I really have to ask why this whole change to sme_encrypt_kernel() is
required at all.

Lets look at the problem at hand:

  We need exactly TWO pages to be shareable at early boot when the
  kernel runs in a guest and wants to utilize kvmclock.

  No, we do not need the whole NR_CPUS sized thing at that point at
  all. The secondary CPUs are brought up way later and there is absolutely
  no point in having the ugly decrypted..aux hack. That conditional freeing
  is really horrible and prone to break sooner than later.

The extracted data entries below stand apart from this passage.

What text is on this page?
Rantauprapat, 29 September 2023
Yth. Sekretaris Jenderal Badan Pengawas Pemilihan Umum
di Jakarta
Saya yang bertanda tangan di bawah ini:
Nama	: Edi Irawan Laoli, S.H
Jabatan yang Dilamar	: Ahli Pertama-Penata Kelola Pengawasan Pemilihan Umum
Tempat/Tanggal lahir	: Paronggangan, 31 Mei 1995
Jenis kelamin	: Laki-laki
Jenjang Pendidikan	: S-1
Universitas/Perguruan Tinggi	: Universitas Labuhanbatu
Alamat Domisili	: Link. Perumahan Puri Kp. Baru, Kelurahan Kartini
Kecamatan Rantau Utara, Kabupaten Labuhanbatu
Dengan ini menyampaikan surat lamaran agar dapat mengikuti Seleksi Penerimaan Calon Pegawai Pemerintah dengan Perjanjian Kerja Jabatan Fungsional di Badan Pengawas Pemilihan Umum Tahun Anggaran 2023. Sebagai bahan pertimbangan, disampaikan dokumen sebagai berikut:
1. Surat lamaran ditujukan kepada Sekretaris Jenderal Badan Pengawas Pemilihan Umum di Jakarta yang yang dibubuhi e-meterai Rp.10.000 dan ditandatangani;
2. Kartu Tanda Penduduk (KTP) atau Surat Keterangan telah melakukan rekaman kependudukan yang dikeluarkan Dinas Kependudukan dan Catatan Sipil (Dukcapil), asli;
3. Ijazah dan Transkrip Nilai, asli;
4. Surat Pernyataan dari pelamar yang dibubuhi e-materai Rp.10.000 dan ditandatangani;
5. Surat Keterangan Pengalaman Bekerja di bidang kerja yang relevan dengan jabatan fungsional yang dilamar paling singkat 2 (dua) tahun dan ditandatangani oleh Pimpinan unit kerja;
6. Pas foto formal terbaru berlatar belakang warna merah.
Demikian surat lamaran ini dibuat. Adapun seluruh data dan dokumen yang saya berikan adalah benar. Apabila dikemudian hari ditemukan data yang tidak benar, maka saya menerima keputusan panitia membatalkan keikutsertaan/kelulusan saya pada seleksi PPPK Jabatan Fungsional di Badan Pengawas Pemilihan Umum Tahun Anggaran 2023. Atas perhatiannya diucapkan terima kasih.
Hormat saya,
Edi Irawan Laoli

  Further the TWO pages are BSS pages which does not require to handle them
  special other than fixing up the PMD and doing a memset(0) on the
  actually utilized TWO pages.

We really can enforce that such decrypted variables have to be in the BSS
for now and revisit this when there is an absolute requirement to have
statically initialized ones, which I doubt we have.

So the way simpler solution is:

1) Add a .bss..decrypted section which is PMD aligned and mark the
   kvmclock hv_clock_boot and wallclock struct with __bss_decrypted.

2) Fixup the .bss..decrypted section PMD in the SEV case at the end of
   sme_encrypt_kernel() and do a memset(0) on that. That does not require
   any of the restructuring, really.

3) Have a function which is called after the page allocator is up which
   does:

static struct pvclock_vsyscall_time_info *hvclock_mem;

void __init kvmclock_init_mem(void)
{
	unsigned int ncpus = num_possible_cpus() - HVC_BOOT_ARRAY_SIZE;
	unsigned int order = get_order(ncpus * sizeof(*hvclock_mem));
	struct page *p;

	p = alloc_pages(order, GFP_KERNEL);
	if (p) {
		hvclock_mem = page_address(p);
		set_memory_decrypted((unsigned long) hvclock_mem,
				     PAGE_SIZE << order);
	}
}

4) In kvmclock_setup_percpu() do the following:

        if (cpu < HVC_BOOT_ARRAY_SIZE)
                p = &hv_clock_boot[cpu];
	else if (hvclock_mem)
		p = hvclock_mem + cpu - HVC_BOOT_ARRAY_SIZE;
	else
		return -ENOMEM;

5) Unconditionally free the pages after the used .bbs..decrypted variables,
   so the unused rest of the 2M page is not lost.

That should be a halfways slim sized and non instrusive changeset.